Directed by: David Gordon Green
Starring: Nicolas Cage, Tye Sheridan, Gary Poulter, Ronnie Gene
The cinematic characteristics of the Deep South have never been particularly positive. Within its hot and perpetually heated environment are numerous small-town societies, many plagued by poverty, rooted by racism, guided by god, and dazed by drink. It is in to this rural milieu that director David Gordon Green returns with Joe, his first proper foray back to the Southern-set dramas he founded his career upon. Like those, Joe is at its most powerful when painting a portrait of the rough realities attributed to life in the Deep South. However, the film slowly unravels once amalgamated with its scattershot narrative, turning moments of affecting drama into an ineffective whole.

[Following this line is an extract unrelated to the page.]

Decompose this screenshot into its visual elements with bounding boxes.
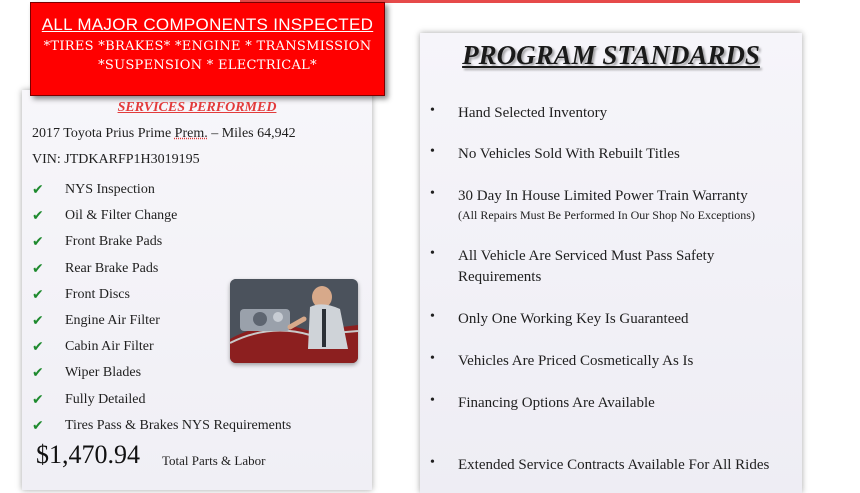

Though he may have been away from such serious fare for a while, Green certainly still knows how to handle such potent material and wastes no time before immersing you within this impoverished world; even choosing to forego a title sequence and establishing shot. Instead we open on the back of a young man’s head as he stares towards his drunk and dishevelled father. Having told his old man at length how much of a burden his drink has become, the boy is dealt an almighty slap in the face. The victim of this undeserved aggression is Gary, whose determination to help fend for his family is constantly marred by his father’s insatiable quest for drink. However, a chance meeting with a local ex-con and improbable role model named Joe offers Gary an opportunity to turn his life around.

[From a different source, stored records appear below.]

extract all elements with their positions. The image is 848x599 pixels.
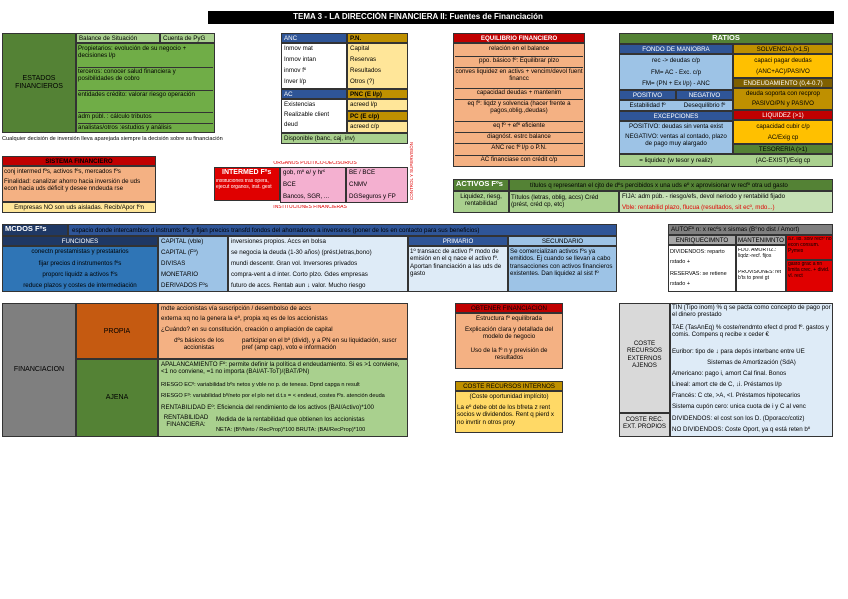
mercado-desc: se negocia la deuda (1-30 años) (prést,letras,bono) [231, 249, 372, 256]
coste-ext-row: DIVIDENDOS: el cost son los D. (Dporacc/cotiz) [672, 415, 805, 422]
page-title: TEMA 3 - LA DIRECCIÓN FINANCIERA II: Fuentes de Financiación [293, 12, 543, 21]
organos-right-row: DGSeguros y FP [349, 193, 396, 200]
estados-row: terceros: conocer salud financiera y posibilidades de cobro [78, 67, 213, 85]
ajena-row: NETA: (Bº/Neto / RecProp)*100 BRUTA: (BAI/RecProp)*100 [216, 427, 366, 433]
pn-item: Reservas [350, 56, 377, 63]
liquidez-title: LIQUIDEZ (>1) [762, 112, 804, 119]
mercado-type: MONETARIO [161, 271, 199, 278]
pnc-label: PNC (E l/p) [350, 91, 382, 98]
solv-row: capaci pagar deudas [754, 57, 812, 64]
equilibrio-row: ppo. básico fº: Equilibrar plzo [455, 56, 583, 66]
organos-foot: INSTITUCIONES FINANCIERAS [273, 205, 347, 210]
sistema-title: SISTEMA FINANCIERO [45, 158, 113, 165]
organos-side: CONTROL Y SUPERVISIÓN [409, 142, 414, 200]
anc-item: Inmov mat [284, 45, 313, 52]
tes-row: = liquidez (w tesor y realiz) [639, 157, 713, 164]
activos-mid: Títulos (letras, oblig, accs) Créd (prést, créd cp, etc) [511, 194, 599, 209]
obtener-row: Estructura fº equilibrada [476, 315, 542, 322]
mercado-type: CAPITAL (Fº) [161, 249, 198, 256]
organos-row: BCE [283, 181, 296, 188]
activos-desc: títulos q representan el cjto de dºs percibidos x una uds eº x aprovisionar w recfº otra ud gasto [530, 182, 788, 189]
equilibrio-title: EQUILIBRIO FINANCIERO [480, 35, 558, 42]
ac-item: Realizable client [284, 111, 330, 118]
endeud-row: deuda soporta con recprop [746, 90, 820, 97]
tesoreria-title: TESORERÍA (>1) [758, 146, 808, 153]
pc-label: PC (E c/p) [350, 113, 380, 120]
anc-item: Inmov intan [284, 56, 316, 63]
pyg-label: Cuenta de PyG [163, 35, 206, 42]
mcdos-desc: espacio donde intercambios d instrumts fºs y fijan precios transfd fondos del ahorradores a inversores (poner de los en contacto para sus beneficios) [72, 227, 480, 234]
organos-title: ÓRGANOS POLÍTICO-DECISORIOS [273, 161, 357, 166]
fondo-row: FM= (PN + Ex l/p) - ANC [642, 80, 710, 87]
obtener-row: Uso de la fº n y previsión de resultados [470, 347, 548, 362]
mant-row: FDO. AMORTIZ.: liqdz:-recf. fijos [738, 248, 777, 259]
estados-row: entidades crédito: valorar riesgo operación [78, 90, 213, 108]
mercado-desc: inversiones propios. Accs en bolsa [231, 238, 326, 245]
positivo-label: POSITIVO [632, 92, 663, 99]
coste-ext-row: TAE (TasAnEq) % coste/rendmto efect d prod fº. gastos y comis. Compens q recibe x ceder € [672, 324, 829, 339]
obtener-title: OBTENER FINANCIACIÓN [471, 305, 547, 312]
ac-label: AC [284, 91, 293, 98]
coste-ext-row: NO DIVIDENDOS: Coste Oport, ya q está reten bº [672, 426, 811, 433]
obtener-row: Explicación clara y detallada del modelo de negocio [464, 326, 554, 341]
sistema-row: Finalidad: canalizar ahorro hacia inversión de uds econ hacia uds déficit y desee nndeuda rse [4, 178, 141, 193]
excep-title: EXCEPCIONES [653, 113, 699, 120]
coste-int-title: COSTE RECURSOS INTERNOS [463, 383, 555, 390]
equilibrio-row: eq fº + efº eficiente [455, 121, 583, 131]
sistema-row: conj intermed fºs, activos fºs, mercados fºs [4, 168, 121, 175]
mcdos-title: MCDOS Fºs [5, 225, 47, 233]
equilibrio-row: AC financiase con crédit c/p [455, 155, 583, 165]
estados-label: ESTADOS FINANCIEROS [15, 75, 63, 91]
mant-row: PROVISIONES: ret b'ts to previ gt [738, 270, 782, 281]
primario-text: 1º transacc de activo fº modo de emisión en el q nace el activo fº. Aportan financiación a las uds de gasto [410, 248, 502, 277]
intermed-title: INTERMED Fºs [222, 169, 272, 176]
pn-item: Capital [350, 45, 370, 52]
primario-title: PRIMARIO [442, 238, 474, 245]
propia-row: mdte accionistas vía suscripción / desembolso de accs [161, 305, 312, 312]
anc-item: Inver l/p [284, 78, 307, 85]
equilibrio-row: conves liquidez en activs + vencim/devol fuent financc [455, 67, 583, 85]
mant-title: MANTENIMNTO [738, 237, 784, 244]
excep-row: NEGATIVO: ventas al contado, plazo de pago muy alargado [625, 133, 727, 148]
ajena-row: RENTABILIDAD FINANCIERA: [163, 414, 209, 429]
ajena-label: AJENA [105, 394, 129, 401]
negativo-label: NEGATIVO [688, 92, 721, 99]
activos-row: FIJA: adm púb. - riesgo/efs, devol neriodo y rentabilid fijado [622, 193, 786, 200]
enriq-row: DIVIDENDOS: reparto [670, 249, 725, 255]
ac-item: Existencias [284, 101, 316, 108]
anc-label: ANC [284, 35, 298, 42]
coste-ext-row: Sistemas de Amortización (SdA) [707, 359, 796, 366]
solv-row: (ANC+AC)/PASIVO [756, 68, 810, 75]
balance-label: Balance de Situación [79, 35, 138, 42]
sistema-note: Empresas NO son uds aisladas. Recib/Apor fºn [14, 204, 144, 211]
disp-label: Disponible (banc, caj, inv) [284, 135, 355, 142]
liq-row: AC/Exig cp [767, 134, 799, 141]
organos-row: Bancos, SGR, ... [283, 193, 330, 200]
pn-item: Resultados [350, 67, 381, 74]
fondo-row: FM= AC - Exc. c/p [650, 69, 702, 76]
coste-ext-row: Lineal: amort cte de C, ↓i. Préstamos l/p [672, 381, 782, 388]
mercado-type: CAPITAL (vble) [161, 238, 204, 245]
activos-left: Liquidez, riesg, rentabilidad [460, 193, 502, 208]
mercado-desc: compra-vent a d inter. Corto plzo. Gdes empresas [231, 271, 368, 278]
organos-right-row: BE / BCE [349, 169, 376, 176]
estados-row: Propietarios: evolución de su negocio + decisiones l/p [78, 45, 187, 60]
financ-label: FINANCIACIÓN [13, 366, 65, 373]
propia-row: dºs básicos de los accionistas [174, 337, 224, 352]
secundario-text: Se comercializan activos fºs ya emitidos. Ej cuando se llevan a cabo transacciones con activos financieros existentes. Dan liquidez al sist fº [510, 248, 613, 277]
pn-label: P.N. [350, 35, 362, 42]
pn-item: Otros (?) [350, 78, 375, 85]
autof-red-2: gasto grac a fin limita crec. + divid. vl. rect [788, 262, 830, 279]
endeud-row: PASIVO/PN y PASIVO [751, 100, 814, 107]
fondo-row: rec -> deudas c/p [652, 57, 700, 64]
ajena-row: APALANCAMIENTO Fº: permite definir la política d endeudamiento. Si es >1 conviene, <1 no conviene, =1 no importa (BAI/AT-ToT)/(BAT/PN) [161, 361, 400, 376]
endeud-title: ENDEUDAMIENTO (0,4-0.7) [743, 80, 823, 87]
funciones-row: reduce plazos y costes de intermediación [23, 282, 137, 289]
estados-row: adm públ. : cálculo tributos [78, 112, 213, 121]
fondo-title: FONDO DE MANIOBRA [642, 46, 710, 53]
ac-item: deud [284, 121, 298, 128]
funciones-row: proporc liquidz a activos fºs [42, 271, 118, 278]
mercado-type: DIVISAS [161, 260, 186, 267]
enriq-title: ENRIQUECIMNTO [675, 237, 729, 244]
autof-red-1: a.r. lib. solv recfº no econ consum. Pymes [788, 237, 832, 254]
mercado-type: DERIVADOS Fºs [161, 282, 208, 289]
coste-int-row: La eº debe obt de los bfreta z rent socios w dividendos. Rent q pierd x no invrtir n otros proy [457, 404, 554, 426]
enriq-row: RESERVAS: se retiene [670, 271, 727, 277]
funciones-title: FUNCIONES [61, 238, 99, 245]
coste-ext-row: Francés: C cte, >A, <I. Préstamos hipotecarios [672, 392, 801, 399]
estados-note: Cualquier decisión de inversión lleva aparejada siempre la decisión sobre su financiación [2, 136, 223, 142]
funciones-row: conectn prestamistas y prestatarios [31, 248, 129, 255]
solvencia-title: SOLVENCIA (>1,5) [756, 46, 810, 53]
mercado-desc: futuro de accs. Rentab aun ↓ valor. Mucho riesgo [231, 282, 366, 289]
activos-row: Vble: rentabilid plazo, flucua (resultados, sit ecº, mdo...) [622, 204, 775, 211]
pos-row: Estabilidad fº [629, 102, 666, 109]
neg-row: Desequilibrio fº [683, 102, 726, 109]
funciones-row: fijar precios d instrumentos fºs [38, 260, 122, 267]
activos-title: ACTIVOS Fºs [456, 180, 503, 188]
coste-ext-prop-label: COSTE REC. EXT. PROPIOS [623, 416, 666, 431]
propia-row: ¿Cuándo? en su constitución, creación o ampliación de capital [161, 326, 333, 333]
organos-row: gob, mº e/ y hrº [283, 169, 326, 176]
enriq-row: rstado + [670, 281, 691, 287]
equilibrio-row: capacidad deudas + mantenim [455, 88, 583, 98]
autof-title: AUTOFº n: x recºs x sismas (B°no dist / Amort) [671, 226, 800, 233]
mercado-desc: mundi descentr. Gran vol. Inversores privados [231, 260, 358, 267]
coste-ext-row: Americano: pago i, amort Cal final. Bonos [672, 370, 787, 377]
propia-row: participar en el bº (divid), y a PN en su liquidación, suscr pref (amp cap), voto e información [242, 337, 397, 352]
coste-int-row: (Coste oportunidad implícito) [469, 393, 549, 400]
ajena-row: RENTABILIDAD Eº: Eficiencia del rendimiento de los activos (BAI/Activo)*100 [161, 404, 374, 411]
pc-item: acreed c/p [350, 123, 379, 130]
liq-row: capacidad cubir c/p [756, 123, 810, 130]
ajena-row: RIESGO ECº: variabilidad bºs netos y vble no p. de teneas. Dpnd capga n result [161, 382, 360, 388]
tes-row: (AC-EXIST)/Exig cp [755, 157, 811, 164]
propia-label: PROPIA [103, 328, 131, 335]
coste-ext-label: COSTE RECURSOS EXTERNOS AJENOS [626, 340, 663, 369]
intermed-sub: instituciones tras opera, ejecut organos, inst. gest [216, 179, 272, 190]
enriq-row: rstado + [670, 259, 691, 265]
equilibrio-row: relación en el balance [488, 45, 550, 52]
ajena-row: Medida de la rentabilidad que obtienen los accionistas [216, 416, 365, 423]
equilibrio-row: ANC rec fº l/p o P.N. [455, 143, 583, 153]
pnc-item: acreed l/p [350, 101, 378, 108]
coste-ext-row: Euribor: tipo de ↓ para depós interbanc entre UE [672, 348, 805, 355]
equilibrio-row: eq fº: liqdz y solvencia (hacer frente a pagos,oblig.,deudas) [455, 99, 583, 119]
ratios-title: RATIOS [712, 34, 740, 42]
coste-ext-row: TIN (Tipo inom) % q se pacta como concepto de pago por el dinero prestado [672, 304, 831, 319]
anc-item: inmov fº [284, 67, 307, 74]
excep-row: POSITIVO: deudas sin venta exist [629, 123, 723, 130]
estados-row: analistas/otros :estudios y análisis [78, 123, 213, 132]
propia-row: externa xq no la genera la eº, propia xq es de los accionistas [161, 315, 328, 322]
ajena-row: RIESGO Fº: variabilidad bº/neto por el plo net d.t.s = < endeud, costes fºs. atención deuda [161, 393, 385, 399]
secundario-title: SECUNDARIO [541, 238, 584, 245]
equilibrio-row: diagnóst. estrc balance [455, 132, 583, 142]
organos-right-row: CNMV [349, 181, 368, 188]
coste-ext-row: Sistema cupón cero: unica cuota de i y C al venc [672, 403, 806, 410]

Given the speed with which Green composes himself during this opening, it almost feels anticlimactic when the pace suddenly becomes more controlled. Yet, it is here that Gary Hawkins’ script embodies much of its strength. Shifting the focus away from the story and on to the characters, the film soon develops in to sensitively handled study of life in America’s poverty-stricken South.
Central to this are two distinctively different but equally commanding performances. Ditching his more familiar blend of exaggerated emotion for something far more understated, Nicolas Cage burns bright as the eponymous mentor to Tye Sheridan’s vulnerable but spirited Gary. Throughout, Cage permeates the film with a melancholic air that darkens the film’s tone, while also emitting naturalistic quirks that make Joe relatable and curiously amusing. His approach is consistently balanced, building a character that’s authentically rough around the edges and yet imbued with a sensitive core. Having watched Cage spend far too much of his last 5 years characterized with a poorly rendered burning skull for a head, it’s eminently refreshing to see him commanding the screen once again and a welcome reminder of how striking a presence he can be when focused.

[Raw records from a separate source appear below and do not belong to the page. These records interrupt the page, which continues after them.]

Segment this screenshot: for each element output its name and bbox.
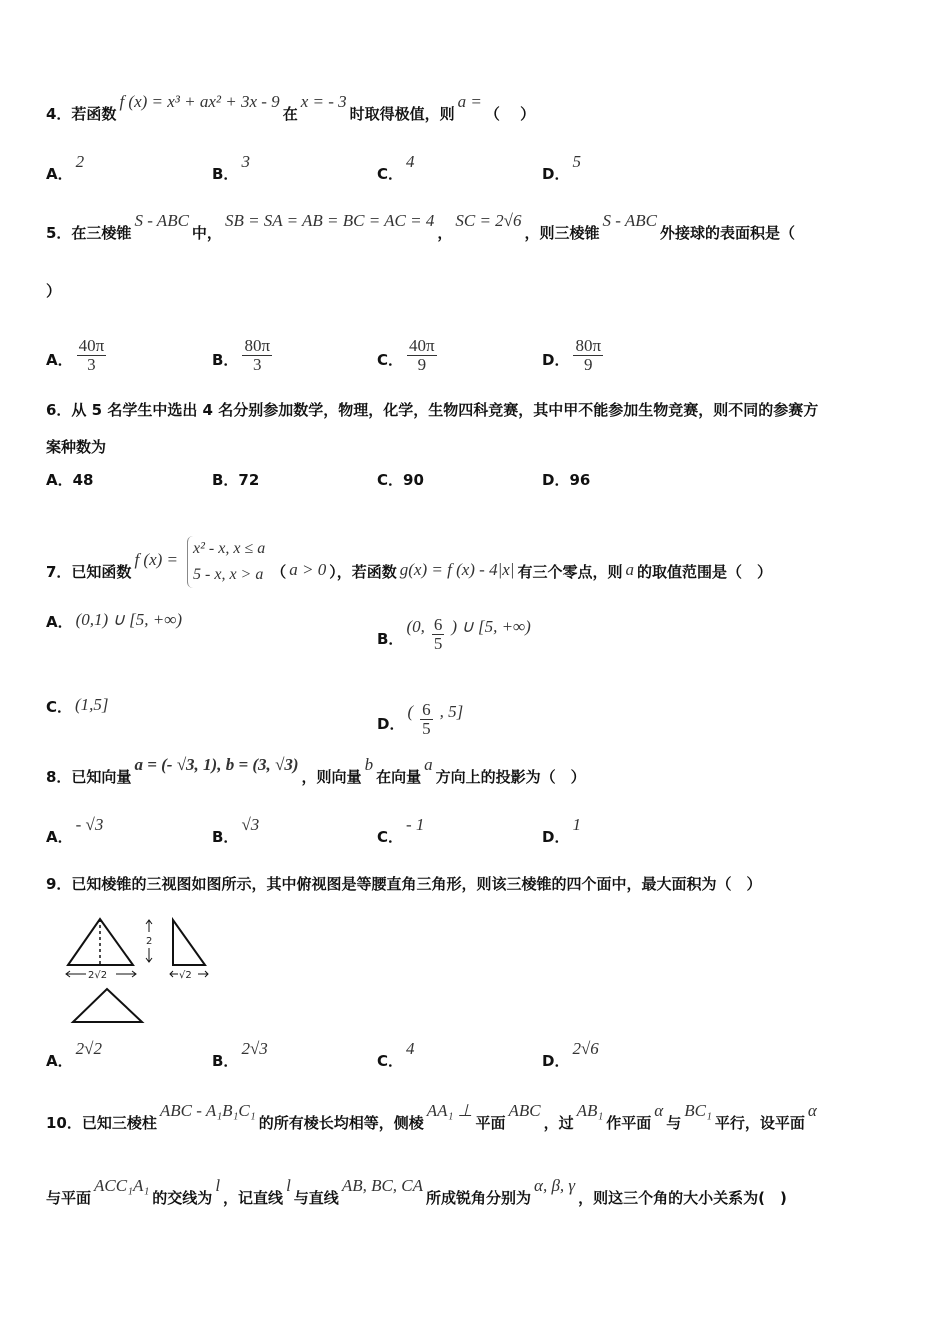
denominator: 9	[417, 355, 427, 374]
text: （ ）	[484, 105, 536, 123]
question-6-stem-cont	[46, 437, 106, 457]
text: B．	[212, 165, 239, 183]
option-a	[46, 152, 87, 184]
text: 方向上的投影为（ ）	[435, 768, 586, 786]
math-expression: SC = 2√6	[455, 211, 522, 230]
math-expression: AB₁	[576, 1101, 604, 1120]
text: D．96	[542, 471, 591, 489]
math-expression: 3	[241, 152, 250, 171]
option-c	[377, 152, 418, 184]
math-expression: 2√2	[75, 1039, 102, 1058]
top-view	[73, 989, 142, 1022]
text: D．	[542, 351, 570, 369]
text: A．48	[46, 471, 94, 489]
text: 在向量	[376, 768, 422, 786]
question-6-stem	[46, 400, 818, 420]
math-expression: α	[807, 1101, 817, 1120]
text: 5．在三棱锥	[46, 224, 132, 242]
option-c	[377, 333, 441, 374]
text: D．	[542, 1052, 570, 1070]
text: C．90	[377, 471, 424, 489]
text: A．	[46, 351, 73, 369]
piecewise-case: 5 - x, x > a	[193, 566, 264, 583]
text: ）	[46, 282, 62, 300]
question-4-stem	[46, 92, 536, 124]
text: 6．从 5 名学生中选出 4 名分别参加数学，物理，化学，生物四科竞赛，其中甲不能参加生物竞赛，则不同的参赛方	[46, 401, 819, 419]
math-expression: (	[407, 702, 414, 721]
math-expression: (1,5]	[75, 695, 109, 714]
math-expression: - √3	[75, 815, 104, 834]
math-expression: a = (- √3, 1), b = (3, √3)	[134, 755, 299, 774]
side-view	[173, 920, 205, 965]
math-expression: - 1	[406, 815, 425, 834]
option-d	[377, 697, 466, 738]
math-expression: , 5]	[439, 702, 464, 721]
numerator: 6	[433, 615, 443, 634]
math-expression: ) ∪ [5, +∞)	[451, 617, 531, 636]
text: 在	[282, 105, 298, 123]
text: B．72	[212, 471, 260, 489]
math-expression: 2	[75, 152, 85, 171]
text: ，则向量	[301, 768, 362, 786]
math-expression: 1	[572, 815, 581, 834]
question-9-stem	[46, 874, 761, 894]
math-expression: 4	[406, 152, 415, 171]
option-a	[46, 1039, 105, 1071]
text: ），若函数	[329, 563, 397, 581]
math-expression: 4	[406, 1039, 415, 1058]
option-b	[212, 333, 276, 374]
text: D．	[377, 715, 405, 733]
text: B．	[212, 1052, 239, 1070]
fraction	[420, 701, 433, 738]
question-5-stem-cont	[46, 281, 61, 301]
text: 9．已知棱锥的三视图如图所示，其中俯视图是等腰直角三角形，则该三棱锥的四个面中，最大面积为（ ）	[46, 875, 762, 893]
math-expression: (0,1) ∪ [5, +∞)	[75, 610, 182, 629]
piecewise-case: x² - x, x ≤ a	[193, 540, 266, 557]
option-a	[46, 815, 106, 847]
text: 有三个零点，则	[517, 563, 623, 581]
fraction	[77, 337, 107, 374]
fraction	[407, 337, 437, 374]
text: A．	[46, 828, 73, 846]
option-a	[46, 470, 93, 490]
math-expression: ABC - A₁B₁C₁	[159, 1101, 256, 1120]
text: 与平面	[46, 1189, 92, 1207]
math-expression: α	[654, 1101, 664, 1120]
text: B．	[377, 630, 404, 648]
three-view-figure	[60, 912, 220, 1027]
text: ，过	[543, 1114, 574, 1132]
math-expression: √3	[241, 815, 260, 834]
denominator: 9	[584, 355, 593, 374]
math-expression: a > 0	[289, 560, 327, 579]
text: D．	[542, 165, 570, 183]
math-expression: 2√3	[241, 1039, 268, 1058]
text: 的交线为	[152, 1189, 213, 1207]
math-expression: 2√6	[572, 1039, 599, 1058]
math-expression: S - ABC	[134, 211, 189, 230]
text: 时取得极值，则	[349, 105, 455, 123]
text: B．	[212, 828, 239, 846]
option-b	[212, 1039, 271, 1071]
option-d	[542, 152, 584, 184]
option-a	[46, 333, 110, 374]
numerator: 80π	[575, 336, 602, 355]
text: 8．已知向量	[46, 768, 132, 786]
text: 10．已知三棱柱	[46, 1114, 157, 1132]
text: 7．已知函数	[46, 563, 132, 581]
text: 作平面	[606, 1114, 652, 1132]
math-expression: x = - 3	[300, 92, 347, 111]
text: D．	[542, 828, 570, 846]
option-c	[377, 1039, 418, 1071]
text: 的取值范围是（ ）	[637, 563, 773, 581]
text: B．	[212, 351, 239, 369]
denominator: 3	[87, 355, 96, 374]
math-expression: AA₁ ⊥	[426, 1101, 473, 1120]
math-expression: α, β, γ	[534, 1176, 576, 1195]
fraction	[573, 337, 603, 374]
denominator: 5	[433, 634, 443, 653]
text: （	[271, 563, 287, 581]
text: 所成锐角分别为	[426, 1189, 532, 1207]
text: 4．若函数	[46, 105, 117, 123]
text: C．	[377, 165, 404, 183]
denominator: 3	[252, 355, 262, 374]
text: 案种数为	[46, 438, 107, 456]
text: ，	[437, 224, 453, 242]
text: C．	[377, 351, 404, 369]
text: 与	[666, 1114, 682, 1132]
text: 与直线	[293, 1189, 339, 1207]
math-expression: ACC₁A₁	[94, 1176, 150, 1195]
math-expression: a =	[457, 92, 482, 111]
math-expression: BC₁	[684, 1101, 712, 1120]
height-label: 2	[146, 936, 153, 947]
text: 外接球的表面积是（	[660, 224, 796, 242]
math-expression: l	[215, 1176, 221, 1195]
text: 的所有棱长均相等，侧棱	[258, 1114, 424, 1132]
text: 平行，设平面	[714, 1114, 805, 1132]
option-c	[377, 470, 424, 490]
text: ，则这三个角的大小关系为( )	[578, 1189, 787, 1207]
numerator: 80π	[244, 336, 271, 355]
numerator: 6	[422, 700, 431, 719]
math-expression: (0,	[406, 617, 425, 636]
math-expression: SB = SA = AB = BC = AC = 4	[224, 211, 435, 230]
math-expression: ABC	[508, 1101, 541, 1120]
math-expression: AB, BC, CA	[341, 1176, 424, 1195]
question-5-stem	[46, 211, 796, 243]
math-expression: f (x) = x³ + ax² + 3x - 9	[119, 92, 280, 111]
numerator: 40π	[409, 336, 435, 355]
question-8-stem	[46, 755, 586, 787]
fraction	[432, 616, 445, 653]
math-expression: f (x) =	[134, 550, 179, 569]
text: C．	[377, 828, 404, 846]
text: C．	[46, 698, 73, 716]
front-width-label: 2√2	[88, 970, 108, 981]
denominator: 5	[422, 719, 431, 738]
option-d	[542, 333, 607, 374]
option-c	[377, 815, 427, 847]
math-expression: a	[625, 560, 634, 579]
question-10-stem-cont	[46, 1176, 787, 1208]
side-width-label: √2	[179, 970, 192, 981]
question-10-stem	[46, 1101, 820, 1133]
option-b	[212, 152, 253, 184]
math-expression: 5	[572, 152, 581, 171]
question-7-stem	[46, 530, 772, 582]
front-view	[68, 919, 133, 965]
math-expression: l	[286, 1176, 291, 1195]
text: 平面	[475, 1114, 506, 1132]
text: ，则三棱锥	[524, 224, 600, 242]
text: C．	[377, 1052, 404, 1070]
fraction	[242, 337, 272, 374]
piecewise-cases	[187, 536, 265, 588]
math-expression: b	[364, 755, 374, 774]
option-b	[212, 470, 259, 490]
option-b	[377, 612, 534, 653]
option-d	[542, 815, 584, 847]
math-expression: g(x) = f (x) - 4|x|	[399, 560, 515, 579]
option-b	[212, 815, 262, 847]
text: ，记直线	[223, 1189, 284, 1207]
option-d	[542, 470, 590, 490]
math-expression: S - ABC	[602, 211, 657, 230]
option-c	[46, 697, 112, 717]
text: A．	[46, 165, 73, 183]
option-a	[46, 612, 185, 632]
text: A．	[46, 613, 73, 631]
text: A．	[46, 1052, 73, 1070]
text: 中，	[191, 224, 222, 242]
numerator: 40π	[78, 336, 105, 355]
option-d	[542, 1039, 602, 1071]
math-expression: a	[424, 755, 433, 774]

Sheridan meanwhile, is profoundly compelling as the boy determined to get his life back on track before he reaches adulthood. Though his plight may not be the most original, the young actor injects enough heart and honesty to make it feel emotively poignant. A quality that is further expressed through Green’s decision to cast real-life drifter Gary Poulter in the role of Sheridan’s alcoholic father. Tragically, Poulter was found dead on the streets of Austin 2 months after the film wrapped; heartbreakingly affirming in reality just how dangerous and destructive this world that you are observing can be.
Collaborating once again with cinematographer Tim Orr, Green vividly brings the Deep South to life. Fused with Jeff McIlwain and David Wingo’s subtly ominous score, Orr’s brooding aesthetic evokes a perpetual sense of uncertainty that mirrors the instability of Joe and Gary’s world. However, what makes Green and Orr’s approach so admirable is their awareness of the South’s natural beauty, which the pair intuitively utilise to create a delicate sense of irony.
The problem though, is that Hawkins’ script doesn’t quite know where to take its characters once they’ve been established. In his attempts to intertwine so many different aspects of Southern life, the writer’s narrative soon descends from straightforward and concentrated to contrived and convoluted. The tone messily interchanges between restrained drama and rapid thriller, producing an imbalance within the film’s pace that causes it to become more and more ineffectual as it develops. By the time we reach his go for broke finale, much of the sturdy foundation laid during the film’s quietly commanding first half is lost. A final gut-punching twist falls frustratingly flat.
Indeed, the only character that survives untainted by the script’s flaws is the Deep South itself, its vast and wondrous landscape forever instilled with a defining aura of darkness.